Klaverjassen, de algemene spelregels

Speelkaarten speel je doorgaans met zijn viertjes. Degene die tegenover je zit is je partner. Samen moet je meer punten/ slagen halen dan de tegenpartij.
Het stok bestaat uit 32 kaarten in vier kleuren: klaver, harten, schoppen en ruiten. De kaarten onder de 7 en de joker spelen niet mee. Om de beurt worden door de spelers alle kaarten opgedeeld als 3- 2- 3 per worp. Dan pas pak je al je kaarten op en mag degene die na de deler zit (met de klok mee) troef maken. Troef maken betekent één van de vier kleuren kiezen, waarvan je denkt (of hoopt) dat je samen meer dan de helft van de punten zal halen.

Punten

De speelkaarten in de troefkleur zijn aanzienlijk meer waard dan de andere drie kleuren. In je achterhoofd houd je dat je maat ook acht speelkaarten heeft. Er mag tijdens het kaartspel niet gesproken of getipt worden (praatje pot). Er bestaan methodes om te ‘seinen’ met je speelkaarten op tafel.

Troef Niet-troef
Boer (jas) 20 Aas 11
Negen (nel) 14 Tien 10
Aas 11 Heer 4
Tien 10 Vrouw 3
Heer 4 Boer 2
Vrouw 3 Negen 0
Acht 0 Acht 0
Zeven 0 Zeven 0

Klaverjassen- troef maken

De troefkleur is gekozen en de speler komt uit met zijn speelkaart. De andere spelers moeten kleur bekennen en lopen mee. Ieder slag van vier kaarten wordt van tafel gepakt door de partij die de hoogste kaart heeft gespeeld.

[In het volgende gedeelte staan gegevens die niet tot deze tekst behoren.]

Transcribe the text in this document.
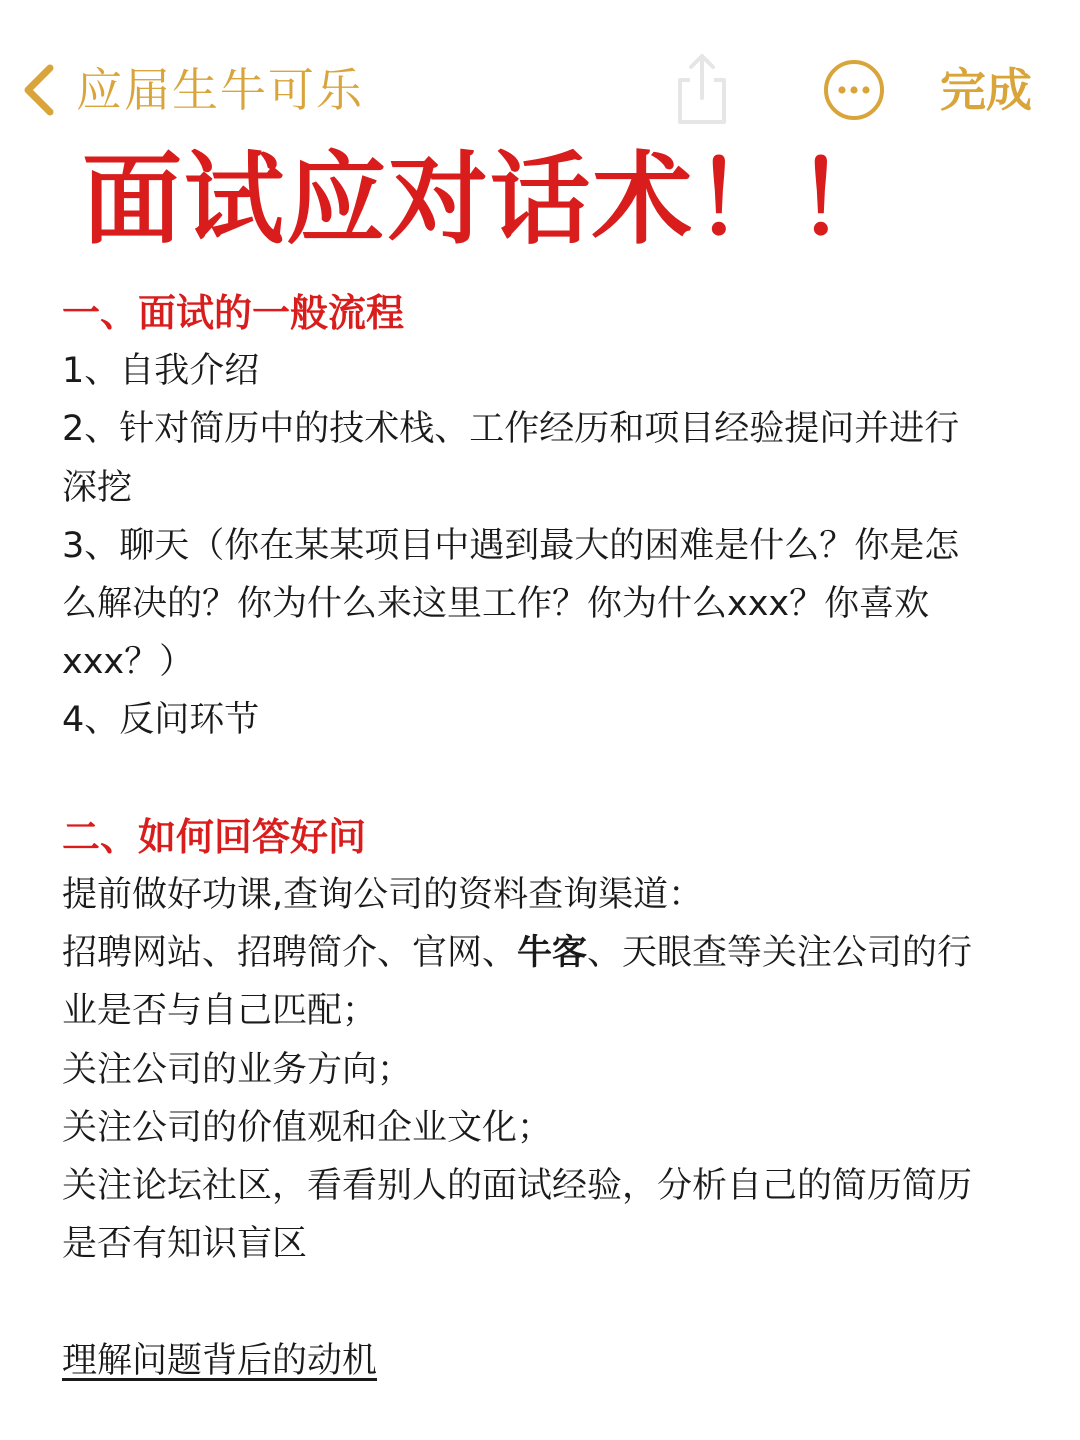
应届生牛可乐	完成
面试应对话术！！

一、面试的一般流程

1、自我介绍

2、针对简历中的技术栈、工作经历和项目经验提问并进行

深挖

3、聊天（你在某某项目中遇到最大的困难是什么？你是怎

么解决的？你为什么来这里工作？你为什么xxx？你喜欢

xxx？）

4、反问环节

二、如何回答好问

提前做好功课,查询公司的资料查询渠道：

招聘网站、招聘简介、官网、牛客、天眼查等关注公司的行

业是否与自己匹配；

关注公司的业务方向；

关注公司的价值观和企业文化；

关注论坛社区，看看别人的面试经验，分析自己的简历简历

是否有知识盲区

理解问题背后的动机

Aan het einde van het spel, na acht slagen, worden de punten geteld. Degene die troef heeft gemaakt moet meer dan de helft van de punten (+1) halen om niet ‘nat’ te gaan. Dan wordt zijn voordeel een nadeel en hebben ze geen punten, die gaan dan allemaal naar de tegenpartij. Nadat iedereen tweemaal troef heeft gemaakt is het kaartspel ten einde. Ook bestaat de mogelijkheid te klaverjassen tot een team als eerste de 1.500 punten heeft gehaald.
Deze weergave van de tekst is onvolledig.